“Urbanismo dos pobrezinhos”: Rui Moreira contra preservação de zona rural de Noêda como está
Preocupada com implicações do TGV naquela zona da cidade, CDU sugeriu propostas alternativas e a criação de um centro de estudos de ruralidades urbanas. Ideia foi recusada.
Para Rui Moreira, a zona rural de Noêda, no Porto Oriental, “não tem futuro”. Pelo menos, tal como está agora, “encravada entre a VCI e a linha de caminho-de-ferro e a Rua do Freixo, com acessos muito precários e sem qualquer qualidade urbana”. Para o autarca, “preservar a Noêda tal como se encontra é sustentar o urbanismo dos pobrezinhos, que pode ser muito característico, mas que não garante as necessárias infra-estruturas urbanas.”
As declarações foram feitas na reunião pública do executivo desta segunda-feira, no seguimento de uma proposta de recomendação da CDU sobre a preservação daquela zona de Campanhã. A moção foi rejeitada, com votos favoráveis do PS e abstenção do BE.

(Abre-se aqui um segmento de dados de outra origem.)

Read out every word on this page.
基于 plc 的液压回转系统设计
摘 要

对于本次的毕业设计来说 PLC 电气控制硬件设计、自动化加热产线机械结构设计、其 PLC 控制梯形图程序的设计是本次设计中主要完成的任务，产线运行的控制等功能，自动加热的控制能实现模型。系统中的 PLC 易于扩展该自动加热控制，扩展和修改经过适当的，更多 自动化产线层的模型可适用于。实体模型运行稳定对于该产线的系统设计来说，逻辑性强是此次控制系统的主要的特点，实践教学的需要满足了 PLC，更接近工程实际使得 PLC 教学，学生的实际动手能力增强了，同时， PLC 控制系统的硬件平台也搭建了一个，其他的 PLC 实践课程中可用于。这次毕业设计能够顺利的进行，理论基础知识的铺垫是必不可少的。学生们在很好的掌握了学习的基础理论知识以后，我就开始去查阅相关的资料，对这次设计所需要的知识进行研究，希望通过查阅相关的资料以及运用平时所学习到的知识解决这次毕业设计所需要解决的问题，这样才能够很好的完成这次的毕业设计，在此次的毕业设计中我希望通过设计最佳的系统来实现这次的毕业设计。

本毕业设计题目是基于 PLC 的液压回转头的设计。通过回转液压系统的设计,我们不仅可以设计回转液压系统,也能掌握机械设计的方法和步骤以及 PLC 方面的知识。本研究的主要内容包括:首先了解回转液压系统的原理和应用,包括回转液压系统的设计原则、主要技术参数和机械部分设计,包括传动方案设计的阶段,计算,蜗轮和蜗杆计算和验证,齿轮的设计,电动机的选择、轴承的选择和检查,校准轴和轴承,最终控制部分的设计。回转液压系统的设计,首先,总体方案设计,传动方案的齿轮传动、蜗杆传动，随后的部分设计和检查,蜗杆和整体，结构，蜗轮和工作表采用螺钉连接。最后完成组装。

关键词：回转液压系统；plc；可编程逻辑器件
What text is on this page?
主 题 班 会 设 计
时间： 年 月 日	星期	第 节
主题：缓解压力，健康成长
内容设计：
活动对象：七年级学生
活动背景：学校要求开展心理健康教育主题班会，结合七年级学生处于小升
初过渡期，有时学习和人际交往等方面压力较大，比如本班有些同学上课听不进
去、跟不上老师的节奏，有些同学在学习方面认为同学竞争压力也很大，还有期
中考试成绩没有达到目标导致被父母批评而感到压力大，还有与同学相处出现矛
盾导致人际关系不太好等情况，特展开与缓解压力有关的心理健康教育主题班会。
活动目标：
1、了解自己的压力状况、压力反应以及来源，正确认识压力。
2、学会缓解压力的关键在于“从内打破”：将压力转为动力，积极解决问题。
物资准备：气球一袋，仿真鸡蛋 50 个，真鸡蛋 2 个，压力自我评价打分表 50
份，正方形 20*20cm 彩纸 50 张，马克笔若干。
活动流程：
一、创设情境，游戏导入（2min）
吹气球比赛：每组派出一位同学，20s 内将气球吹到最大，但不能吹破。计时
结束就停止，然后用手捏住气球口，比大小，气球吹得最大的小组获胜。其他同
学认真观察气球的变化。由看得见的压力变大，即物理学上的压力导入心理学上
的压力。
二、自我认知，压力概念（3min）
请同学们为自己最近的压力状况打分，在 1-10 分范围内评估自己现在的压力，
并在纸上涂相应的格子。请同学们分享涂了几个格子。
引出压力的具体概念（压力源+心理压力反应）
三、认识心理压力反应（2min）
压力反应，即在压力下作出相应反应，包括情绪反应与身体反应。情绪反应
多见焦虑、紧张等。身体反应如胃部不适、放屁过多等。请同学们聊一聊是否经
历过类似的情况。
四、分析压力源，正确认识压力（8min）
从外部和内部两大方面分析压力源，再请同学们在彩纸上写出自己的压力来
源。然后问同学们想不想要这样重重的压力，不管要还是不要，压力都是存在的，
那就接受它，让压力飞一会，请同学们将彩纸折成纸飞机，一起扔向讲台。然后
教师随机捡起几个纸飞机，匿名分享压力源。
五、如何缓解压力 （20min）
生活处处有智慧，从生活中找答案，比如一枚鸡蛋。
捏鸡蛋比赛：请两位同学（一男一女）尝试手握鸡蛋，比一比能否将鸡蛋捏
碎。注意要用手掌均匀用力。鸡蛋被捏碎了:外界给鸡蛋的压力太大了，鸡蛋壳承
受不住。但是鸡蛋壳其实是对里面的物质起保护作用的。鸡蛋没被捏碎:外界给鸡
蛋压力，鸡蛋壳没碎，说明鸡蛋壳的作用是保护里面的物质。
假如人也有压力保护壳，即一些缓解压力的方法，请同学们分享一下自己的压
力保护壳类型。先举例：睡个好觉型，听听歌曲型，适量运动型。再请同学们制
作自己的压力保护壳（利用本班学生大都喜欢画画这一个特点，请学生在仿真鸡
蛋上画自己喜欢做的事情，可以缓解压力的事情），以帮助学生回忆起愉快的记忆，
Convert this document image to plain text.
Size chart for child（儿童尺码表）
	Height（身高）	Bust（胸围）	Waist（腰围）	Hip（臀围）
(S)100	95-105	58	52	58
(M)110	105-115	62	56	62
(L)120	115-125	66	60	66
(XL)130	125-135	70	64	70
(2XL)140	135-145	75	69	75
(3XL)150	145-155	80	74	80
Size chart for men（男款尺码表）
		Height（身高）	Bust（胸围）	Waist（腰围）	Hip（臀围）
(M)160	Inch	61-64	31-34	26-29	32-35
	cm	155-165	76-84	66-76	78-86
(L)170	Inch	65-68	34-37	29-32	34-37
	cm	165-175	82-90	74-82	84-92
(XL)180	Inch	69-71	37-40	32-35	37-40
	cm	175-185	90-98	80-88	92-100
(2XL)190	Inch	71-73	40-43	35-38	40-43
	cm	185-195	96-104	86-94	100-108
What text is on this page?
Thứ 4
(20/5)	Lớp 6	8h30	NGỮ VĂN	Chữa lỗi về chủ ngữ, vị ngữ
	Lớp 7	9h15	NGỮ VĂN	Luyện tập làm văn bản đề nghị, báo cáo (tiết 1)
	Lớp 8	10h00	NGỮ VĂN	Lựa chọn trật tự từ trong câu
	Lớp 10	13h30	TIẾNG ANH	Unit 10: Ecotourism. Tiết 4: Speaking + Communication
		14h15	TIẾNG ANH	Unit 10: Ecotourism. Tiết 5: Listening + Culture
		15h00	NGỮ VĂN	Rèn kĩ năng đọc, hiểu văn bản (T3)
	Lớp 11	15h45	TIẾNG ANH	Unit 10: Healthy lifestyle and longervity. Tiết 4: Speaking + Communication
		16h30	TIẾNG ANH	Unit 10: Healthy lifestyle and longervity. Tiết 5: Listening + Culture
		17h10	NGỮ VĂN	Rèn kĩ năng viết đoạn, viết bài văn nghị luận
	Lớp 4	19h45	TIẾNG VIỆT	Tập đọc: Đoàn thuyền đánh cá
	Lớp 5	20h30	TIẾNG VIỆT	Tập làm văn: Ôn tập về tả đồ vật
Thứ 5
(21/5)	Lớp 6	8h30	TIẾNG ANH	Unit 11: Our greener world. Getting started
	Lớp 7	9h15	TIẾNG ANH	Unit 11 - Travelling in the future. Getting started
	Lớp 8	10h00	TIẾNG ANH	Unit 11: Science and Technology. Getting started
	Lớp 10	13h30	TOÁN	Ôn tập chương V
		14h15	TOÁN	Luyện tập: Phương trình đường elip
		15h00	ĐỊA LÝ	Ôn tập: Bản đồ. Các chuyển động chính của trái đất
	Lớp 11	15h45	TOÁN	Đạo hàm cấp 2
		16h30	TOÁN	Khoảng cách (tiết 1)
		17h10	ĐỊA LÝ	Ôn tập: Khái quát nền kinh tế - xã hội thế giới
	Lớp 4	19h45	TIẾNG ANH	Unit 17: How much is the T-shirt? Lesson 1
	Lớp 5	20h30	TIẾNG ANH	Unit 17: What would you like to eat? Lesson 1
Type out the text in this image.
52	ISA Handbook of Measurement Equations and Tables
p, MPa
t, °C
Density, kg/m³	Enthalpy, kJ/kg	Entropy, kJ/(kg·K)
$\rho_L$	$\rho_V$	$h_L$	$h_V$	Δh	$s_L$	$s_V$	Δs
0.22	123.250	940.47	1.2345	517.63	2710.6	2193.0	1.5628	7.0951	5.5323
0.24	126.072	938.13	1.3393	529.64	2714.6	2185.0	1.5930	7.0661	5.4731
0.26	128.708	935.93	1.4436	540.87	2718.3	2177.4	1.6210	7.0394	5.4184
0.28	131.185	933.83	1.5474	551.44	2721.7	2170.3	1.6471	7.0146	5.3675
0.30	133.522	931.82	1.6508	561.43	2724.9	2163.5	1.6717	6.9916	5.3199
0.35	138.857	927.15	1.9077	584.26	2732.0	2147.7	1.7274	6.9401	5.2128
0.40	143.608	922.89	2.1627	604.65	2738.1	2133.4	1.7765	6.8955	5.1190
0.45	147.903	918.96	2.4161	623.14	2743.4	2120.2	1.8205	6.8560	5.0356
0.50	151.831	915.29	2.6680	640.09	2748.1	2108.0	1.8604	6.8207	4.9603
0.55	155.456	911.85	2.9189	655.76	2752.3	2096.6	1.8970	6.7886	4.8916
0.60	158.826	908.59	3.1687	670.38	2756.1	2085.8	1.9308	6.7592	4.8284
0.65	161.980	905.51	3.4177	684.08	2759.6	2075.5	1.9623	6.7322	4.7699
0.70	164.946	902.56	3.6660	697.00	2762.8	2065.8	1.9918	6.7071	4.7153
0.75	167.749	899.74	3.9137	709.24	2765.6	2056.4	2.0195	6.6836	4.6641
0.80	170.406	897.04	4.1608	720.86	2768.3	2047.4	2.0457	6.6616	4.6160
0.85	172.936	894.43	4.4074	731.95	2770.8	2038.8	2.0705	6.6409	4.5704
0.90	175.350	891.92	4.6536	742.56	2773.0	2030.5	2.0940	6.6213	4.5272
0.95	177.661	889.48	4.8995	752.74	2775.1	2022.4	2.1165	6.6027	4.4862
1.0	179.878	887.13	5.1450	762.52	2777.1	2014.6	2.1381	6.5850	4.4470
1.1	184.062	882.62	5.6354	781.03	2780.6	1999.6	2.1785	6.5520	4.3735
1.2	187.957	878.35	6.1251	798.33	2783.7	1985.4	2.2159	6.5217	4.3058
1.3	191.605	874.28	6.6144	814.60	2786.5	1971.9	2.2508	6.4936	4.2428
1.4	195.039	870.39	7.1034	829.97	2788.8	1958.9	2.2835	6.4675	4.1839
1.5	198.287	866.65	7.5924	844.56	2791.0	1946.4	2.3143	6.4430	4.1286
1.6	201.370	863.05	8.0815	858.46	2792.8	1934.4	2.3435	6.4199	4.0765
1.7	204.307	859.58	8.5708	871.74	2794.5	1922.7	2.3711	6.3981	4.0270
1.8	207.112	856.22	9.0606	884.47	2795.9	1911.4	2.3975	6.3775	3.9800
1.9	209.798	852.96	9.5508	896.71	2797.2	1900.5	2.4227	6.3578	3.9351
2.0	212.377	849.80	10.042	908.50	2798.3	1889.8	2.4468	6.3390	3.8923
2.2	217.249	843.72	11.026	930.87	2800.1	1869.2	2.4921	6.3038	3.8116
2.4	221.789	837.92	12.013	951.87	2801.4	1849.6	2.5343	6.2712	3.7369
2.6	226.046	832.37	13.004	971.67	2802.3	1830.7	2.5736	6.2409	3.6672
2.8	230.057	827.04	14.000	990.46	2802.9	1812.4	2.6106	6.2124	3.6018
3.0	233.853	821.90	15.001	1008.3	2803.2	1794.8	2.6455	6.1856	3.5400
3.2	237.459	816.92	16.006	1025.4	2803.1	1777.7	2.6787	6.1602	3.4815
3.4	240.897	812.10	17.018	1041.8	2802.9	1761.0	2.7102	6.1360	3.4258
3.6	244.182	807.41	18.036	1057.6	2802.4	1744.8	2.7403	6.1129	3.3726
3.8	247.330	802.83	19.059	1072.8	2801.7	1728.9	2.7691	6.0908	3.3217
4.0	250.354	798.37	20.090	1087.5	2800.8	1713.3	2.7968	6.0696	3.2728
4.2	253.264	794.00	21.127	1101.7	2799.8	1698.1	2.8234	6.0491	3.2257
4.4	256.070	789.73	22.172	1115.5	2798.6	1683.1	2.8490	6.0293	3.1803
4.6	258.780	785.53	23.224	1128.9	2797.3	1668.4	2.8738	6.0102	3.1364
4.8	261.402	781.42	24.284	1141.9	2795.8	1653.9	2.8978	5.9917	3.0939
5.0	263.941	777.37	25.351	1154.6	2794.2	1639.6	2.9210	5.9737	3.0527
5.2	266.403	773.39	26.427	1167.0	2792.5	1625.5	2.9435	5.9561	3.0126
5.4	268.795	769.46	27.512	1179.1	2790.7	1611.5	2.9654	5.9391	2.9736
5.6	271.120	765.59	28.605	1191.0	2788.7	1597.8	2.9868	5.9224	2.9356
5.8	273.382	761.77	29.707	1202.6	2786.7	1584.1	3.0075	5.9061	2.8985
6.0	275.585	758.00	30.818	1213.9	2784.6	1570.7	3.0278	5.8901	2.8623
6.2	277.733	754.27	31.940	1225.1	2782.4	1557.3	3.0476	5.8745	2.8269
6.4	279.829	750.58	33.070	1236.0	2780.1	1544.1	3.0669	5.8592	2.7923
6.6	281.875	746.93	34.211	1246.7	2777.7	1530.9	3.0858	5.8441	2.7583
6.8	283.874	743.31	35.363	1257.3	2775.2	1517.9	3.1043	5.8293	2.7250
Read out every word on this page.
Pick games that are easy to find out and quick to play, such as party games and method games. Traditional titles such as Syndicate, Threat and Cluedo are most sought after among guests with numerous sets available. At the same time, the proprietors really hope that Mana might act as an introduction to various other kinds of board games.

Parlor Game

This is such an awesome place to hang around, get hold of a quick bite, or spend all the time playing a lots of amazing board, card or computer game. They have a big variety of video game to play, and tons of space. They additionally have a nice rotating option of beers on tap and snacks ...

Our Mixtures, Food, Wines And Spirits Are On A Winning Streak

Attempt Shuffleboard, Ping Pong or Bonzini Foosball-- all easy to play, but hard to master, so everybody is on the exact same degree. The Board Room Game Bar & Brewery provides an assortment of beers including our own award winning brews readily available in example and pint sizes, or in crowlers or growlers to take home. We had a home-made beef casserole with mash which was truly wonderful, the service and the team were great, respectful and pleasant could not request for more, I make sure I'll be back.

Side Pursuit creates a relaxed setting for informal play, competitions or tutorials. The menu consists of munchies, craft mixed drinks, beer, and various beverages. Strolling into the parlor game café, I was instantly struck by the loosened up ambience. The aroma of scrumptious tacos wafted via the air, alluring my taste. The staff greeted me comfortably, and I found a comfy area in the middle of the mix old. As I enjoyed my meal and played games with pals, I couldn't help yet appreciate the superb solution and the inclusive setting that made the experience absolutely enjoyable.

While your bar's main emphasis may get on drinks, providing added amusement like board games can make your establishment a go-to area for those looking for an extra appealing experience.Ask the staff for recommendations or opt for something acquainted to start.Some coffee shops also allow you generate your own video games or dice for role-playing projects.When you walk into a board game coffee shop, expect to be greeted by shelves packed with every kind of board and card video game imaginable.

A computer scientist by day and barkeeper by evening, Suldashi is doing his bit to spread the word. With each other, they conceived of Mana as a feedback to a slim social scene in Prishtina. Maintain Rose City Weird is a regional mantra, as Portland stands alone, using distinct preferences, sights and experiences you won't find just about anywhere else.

Ilda Figueiredo deu voz a “preocupações” de moradores de Noêda, no seguimento da apresentação do plano de requalificação de Campanhã à boleia da alta velocidade. Por ali habitam ainda 30 famílias e sobrevivem duas associações: a Soalheira e a Terra Solta. Para a vereadora comunista, aquela zona da cidade é um dos últimos exemplos da preservação da ruralidade urbana – e isso deve ser mantido. Na proposta, enumera algum património, como “ruínas castrejas”, “um núcleo habitacional, uma escola e lavadouros” e também restos de um núcleo rural onde são visíveis “as eiras, as hortas, as levadas de água, as minas, os poços e os muros de pedra local revestidos com uma massa ancestral entre as pedras que as une ainda hoje”.
Rui Moreira preparou uma declaração de voto para sublinhar que nada do que a vereadora descreveu está em risco. “Estes elementos vão-se manter com a proposta do PUC [Plano de Urbanização de Campanhã] em elaboração”, garantiu.
Também as hortas urbanas, que Ilda Figueiredo sublinhou como elemento importante a preservar, não estarão em risco, garantiu o presidente da Câmara da Porto, avançando mesmo que está prevista uma “área verde, de características lúdico-produtivas, onde as hortas existentes são valorizadas e reforçadas”.
Quem não irá resistir às mudanças no território é a moagem Ceres. “Vai ter de ser deslocada, uma vez que este tipo de indústria, que implica, já neste momento, grandes movimentos de pesados pela frágil estrutura urbana existente, não é compatível com o preconizado para a zona”, apontou, garantindo que o assunto está a ser articulado com os proprietários da empresa.
Expropriações previstas
A CDU considera que, no estudo apresentado sobre o TGV, a nova Rua do Freixo cruza Noêda sem respeitar a ruralidade desta zona. Mas o executivo contesta, dizendo que esta artéria estava já contemplada no PDM de 2006 e mantém-se no de 2021 sem alterações. O que é inegável são as expropriações que serão necessárias. Quantas? “Ainda não estão contabilizadas, atendendo a que ainda não foi iniciado o projecto de execução da rua”, revelou Moreira.
Para os comunistas, a preservação dos núcleos rurais dentro da cidade é essencial e isso devia inspirar a criação de um “centro de estudos de ruralidades urbanas, em colaboração com as universidades”.
O Bloco de Esquerda, que esta segunda-feira foi representado por Pedro Figueiredo, aplaudiu a ideia de preservar a ruralidade, sublinhando, no entanto, a importância do TGV. Depois, pôs o dedo em feridas abertas naquele território, denunciando “alguma destruição de património a ocidente da Rua do Freixo”. Também pelas mãos do próprio município.
O lavadouro do Agra, ainda a uso pelas populações, foi “demolido incompreensivelmente ao abrigo do programa municipal Rua Direita”, os cerca de 400 apartamentos de luxo para o grupo previstos para a Central do Freixo, “que poderia muito bem, em teoria, ter um aproveitamento público e social”, e ainda as “zonas agrícolas e plátanos destruídos para apartamentos da Mota-Engil na chamada Quinta da China”, enumerou o vereador. Do executivo, ninguém quis comentar.
Rosário Gambôa, do PS, votou a favor da proposta da CDU, elogiando o “texto” que chama a atenção para aquela zona da cidade e a “pertinência” do centro de estudos das ruralidades. Já Alberto Machado, do PSD, apontou as “dores” de crescimento das freguesias mais periféricas, mas recusou alimentar mais análises e apelou à prática: “O tempo dos estudos está a concluir-se e o TGV é necessário.”